A mass M=7kg hangs on the end of a massless rope with L=2.11m long. The pendulum is held horizontal and released from rest. Then a peg is placed 4/5 of the way down the pendulum’s path so that when the mass falls to its vertical position it hits and wraps around the peg.

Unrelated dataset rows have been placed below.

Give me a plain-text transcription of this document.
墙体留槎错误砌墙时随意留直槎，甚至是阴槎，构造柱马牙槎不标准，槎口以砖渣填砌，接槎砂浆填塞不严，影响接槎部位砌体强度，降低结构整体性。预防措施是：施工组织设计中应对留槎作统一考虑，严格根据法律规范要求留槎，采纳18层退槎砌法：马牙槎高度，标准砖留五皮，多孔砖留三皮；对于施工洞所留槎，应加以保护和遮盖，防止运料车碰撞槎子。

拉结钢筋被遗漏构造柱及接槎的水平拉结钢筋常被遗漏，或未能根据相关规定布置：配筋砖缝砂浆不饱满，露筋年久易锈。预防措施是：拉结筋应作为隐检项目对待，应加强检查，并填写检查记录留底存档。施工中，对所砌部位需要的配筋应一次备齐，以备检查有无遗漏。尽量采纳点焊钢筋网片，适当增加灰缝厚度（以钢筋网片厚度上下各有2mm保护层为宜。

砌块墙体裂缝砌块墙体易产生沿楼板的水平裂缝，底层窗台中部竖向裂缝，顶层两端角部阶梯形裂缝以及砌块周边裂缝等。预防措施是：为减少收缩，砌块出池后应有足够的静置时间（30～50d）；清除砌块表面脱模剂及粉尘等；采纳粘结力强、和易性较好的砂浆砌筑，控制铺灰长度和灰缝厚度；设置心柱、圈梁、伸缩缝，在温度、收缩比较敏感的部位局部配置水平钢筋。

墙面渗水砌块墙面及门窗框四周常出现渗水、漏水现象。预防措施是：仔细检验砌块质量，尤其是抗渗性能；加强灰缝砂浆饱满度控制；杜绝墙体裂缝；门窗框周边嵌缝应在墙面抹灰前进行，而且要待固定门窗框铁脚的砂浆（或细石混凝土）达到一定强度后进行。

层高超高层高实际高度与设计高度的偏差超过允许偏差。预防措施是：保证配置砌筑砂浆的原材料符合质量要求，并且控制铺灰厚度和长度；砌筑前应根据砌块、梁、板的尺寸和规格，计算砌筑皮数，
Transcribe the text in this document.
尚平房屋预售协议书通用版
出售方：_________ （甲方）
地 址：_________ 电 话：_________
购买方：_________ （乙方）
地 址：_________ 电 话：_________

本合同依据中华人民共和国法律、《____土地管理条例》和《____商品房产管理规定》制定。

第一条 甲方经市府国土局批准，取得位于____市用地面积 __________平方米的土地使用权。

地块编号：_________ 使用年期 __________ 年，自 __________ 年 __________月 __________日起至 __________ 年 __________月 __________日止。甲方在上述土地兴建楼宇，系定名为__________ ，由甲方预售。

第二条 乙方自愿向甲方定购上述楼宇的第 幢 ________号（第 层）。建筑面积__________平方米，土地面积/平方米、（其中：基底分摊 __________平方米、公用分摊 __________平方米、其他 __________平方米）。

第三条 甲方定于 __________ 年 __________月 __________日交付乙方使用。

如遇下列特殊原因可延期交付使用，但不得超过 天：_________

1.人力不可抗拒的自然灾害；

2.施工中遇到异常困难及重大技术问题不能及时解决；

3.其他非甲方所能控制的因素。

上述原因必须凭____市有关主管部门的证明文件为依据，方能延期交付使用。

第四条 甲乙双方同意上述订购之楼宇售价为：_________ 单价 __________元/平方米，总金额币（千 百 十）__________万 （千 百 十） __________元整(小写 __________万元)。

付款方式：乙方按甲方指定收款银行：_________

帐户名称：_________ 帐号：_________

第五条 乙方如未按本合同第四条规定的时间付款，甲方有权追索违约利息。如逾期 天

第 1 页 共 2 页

As it wraps around the peg and attains it’s maximum height it ends a distance of 3/5*L below its starting point ( or 2/5*L below its lowest point. 1) How fast is the mass moving at the top of its new path ( directly above the peg)?2) using the original mass M=7kg, what is the magnitude of the tension in the string at the top of the new path (directly above the peg)?

Answer 1

Part (1)

The height of mass at the top of its new path is 2/5 L, therefore, the potential energy of the mass can be expressed as,

`U=\text{mg(}(2)/(5)L)`

The kinetic energy of the mass can be given as,

`K=(1)/(2)mv^2`

According to conservation of energy,

`U=K`

Plug in the known values,

`\begin{gathered} mg((2)/(5)L)=(1)/(2)mv^2 \\ v^2=(4)/(5)gL \\ v=\sqrt[]{(4)/(5)gL} \end{gathered}`

Substitute the known values,

`\begin{gathered} v=\sqrt[]{(4)/(5)(9.8m/s^2)(2.11\text{ m)}} \\ \approx4.07\text{ m/s} \end{gathered}`

Thus, the speed of mass at the top of its new path is 4.07 m/s.

Part (2)

The tension in the string can be given as,

`T=-Mg+F`

The centripetal force acting on the mass is,

`F=(Mv^2)/(((2)/(5)L))`

Therefore, the tension in the string becomes,

`\begin{gathered} T=-Mg+(Mv^2)/(((2)/(5)L)) \\ =-Mg+(5)/(2)(Mv^2)/(L) \end{gathered}`

Substitute the known values,

`\begin{gathered} T=-(7kg)(9.8m/s^2)(\frac{1\text{ N}}{1kgm/s^2})+(5)/(2)\frac{(7kg)(4.07m/s)^2}{(2.11\text{ m)}}(\frac{1\text{ N}}{1kgm/s^2}) \\ =-68.6\text{ N+}137.4\text{ N} \\ =68.8\text{ N} \end{gathered}`

Thus, the tension in the string is 68.8 N.